LEL: While always focused on the choice and quality of the gemstones, when it comes to creativity, I strive to infuse some meaning into each new jewellery concept; and no matter how classical the piece is I always include a detail that makes all the difference. I believe my creations bear a particular French orthodoxy: the respect of proportions, the rules of setting, the type of angles and depth, many details that are typical of a French approach, and which have been so much advertised by stories French jewellery houses all over the world that international clients are now able to identify this French ‘touch’. I can say that my creations have it.

Louis Edouard Le Jeune ring with an opal, sapphires and diamonds

OD: Could you point at one of your creations that would signify the style of Louis Edouard Lejeune jewellery?

LEL: I often work on special commissions, yet each evokes my style in the sense that it has to be a unique piece with a difference. Let me share an anecdote. A famous designer from a storied French haute joaillerie house once purchased a very rare Vietnamese pearl. He kept drawing numerous designs to no avail, until one day he noticed the beauty of a pregnant woman. That is when he decided to have the pearl represent the belly of a pregnant woman in his final design. I am incredibly touched by this story, and I wish I could one day have the same ‘Eureka’ moment and find my own ‘jewel with a round belly’!

OD: What advice do you have for women who are keen to order a precious jewel from you?

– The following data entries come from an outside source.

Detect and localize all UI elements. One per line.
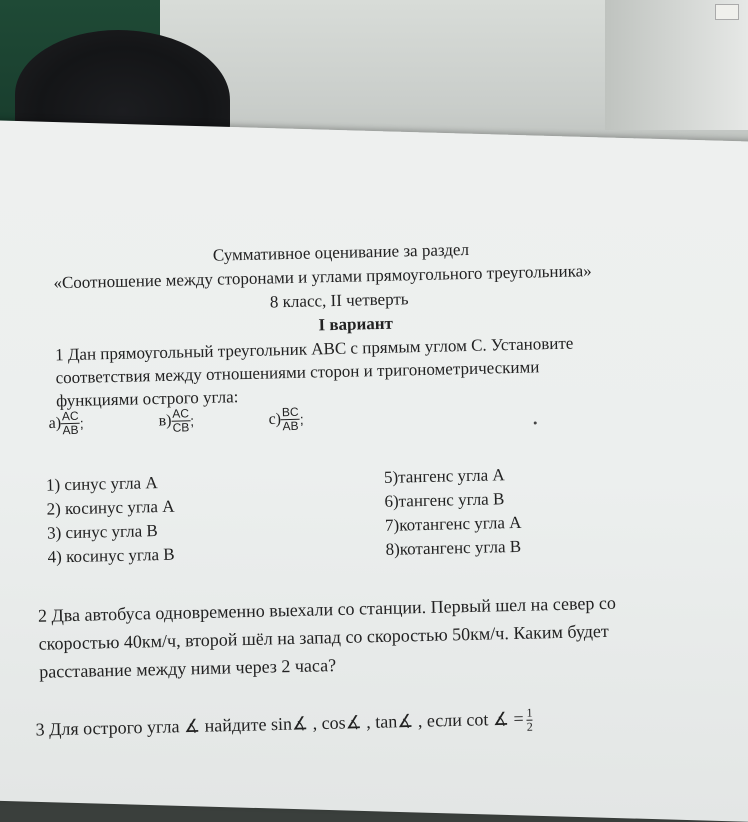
- fraction-numerator: AC: [172, 406, 190, 421]
- fraction-end: ;: [189, 412, 195, 429]
- fraction-b: [158, 407, 194, 435]
- option-6: 6)тангенс угла В: [384, 489, 505, 511]
- fraction-denominator: CB: [172, 420, 190, 435]
- question3-denominator: 2: [526, 719, 533, 734]
- question3: [35, 707, 533, 745]
- option-4: 4) косинус угла В: [47, 544, 175, 567]
- question1-line2: соответствия между отношениями сторон и тригонометрическими: [55, 357, 540, 388]
- option-5: 5)тангенс угла А: [383, 465, 505, 487]
- fraction-denominator: AB: [62, 422, 79, 438]
- ink-dot: [534, 421, 537, 424]
- fraction-numerator: BC: [281, 404, 299, 420]
- question2-line1: 2 Два автобуса одновременно выехали со станции. Первый шел на север со: [37, 592, 617, 626]
- question2-line3: расставание между ними через 2 часа?: [39, 655, 337, 682]
- fraction-label: а): [48, 414, 62, 433]
- doc-title-line2: «Соотношение между сторонами и углами прямоугольного треугольника»: [53, 261, 592, 293]
- fraction-end: ;: [299, 411, 304, 428]
- option-2: 2) косинус угла А: [46, 496, 175, 519]
- fraction-numerator: AC: [61, 408, 79, 424]
- option-1: 1) синус угла А: [45, 473, 158, 495]
- question3-text: 3 Для острого угла ∡ найдите sin∡ , cos∡ , tan∡ , если cot ∡ =: [35, 708, 524, 740]
- fraction-label: в): [158, 412, 172, 430]
- fraction-label: с): [268, 410, 282, 429]
- doc-title-line3: 8 класс, II четверть: [269, 289, 409, 312]
- option-7: 7)котангенс угла А: [384, 512, 522, 535]
- option-8: 8)котангенс угла В: [385, 536, 522, 559]
- fraction-a: [48, 410, 84, 438]
- fraction-denominator: AB: [282, 418, 299, 434]
- question2-line2: скоростью 40км/ч, второй шёл на запад со скоростью 50км/ч. Каким будет: [38, 620, 609, 654]
- question1-line3: функциями острого угла:: [55, 387, 239, 411]
- variant-heading: I вариант: [318, 313, 394, 335]
- option-3: 3) синус угла В: [46, 521, 158, 543]
- fraction-c: [268, 406, 304, 434]
- question3-numerator: 1: [526, 705, 533, 720]
- fraction-end: ;: [79, 415, 84, 432]
- question1-line1: 1 Дан прямоугольный треугольник ABC с прямым углом C. Установите: [54, 333, 574, 365]
- doc-title-line1: Суммативное оценивание за раздел: [212, 239, 470, 265]
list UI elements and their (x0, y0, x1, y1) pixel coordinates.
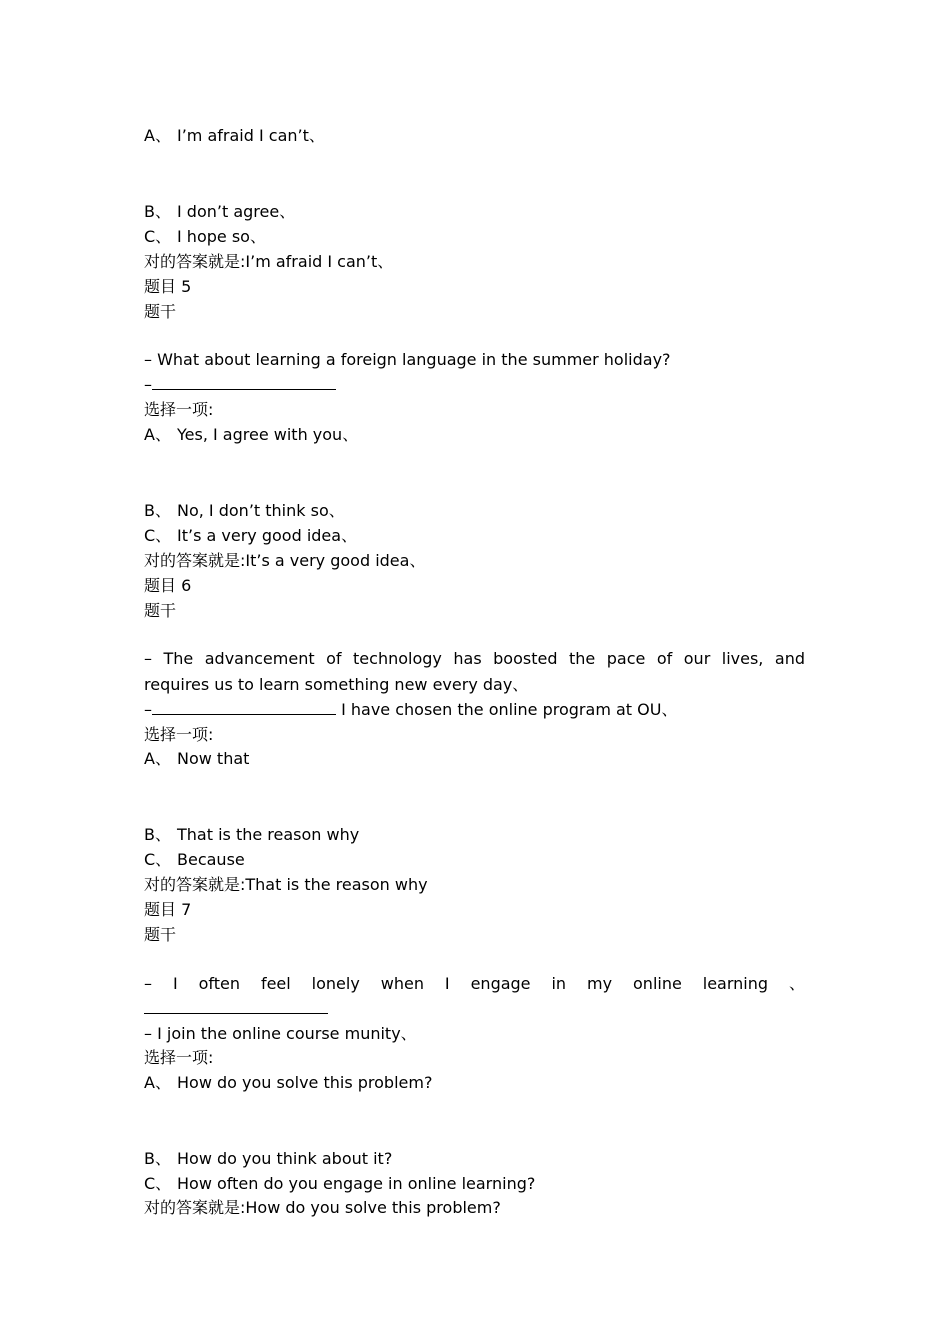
option-b (144, 500, 345, 522)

LEL: First and foremost I always encourage them to dream what their jewel should look like, then to imagine how they would wear it in the long run – this means finding out how the jewel would affect their posture, and contribute to their overall sensuality and femininity. Lastly they should never forget why they chose this piece in first instance and above any other. Ultimately I want my clients to fall in love. As one of them once told me: ‘The more I wear my earrings, the more I love them and cannot take them off’.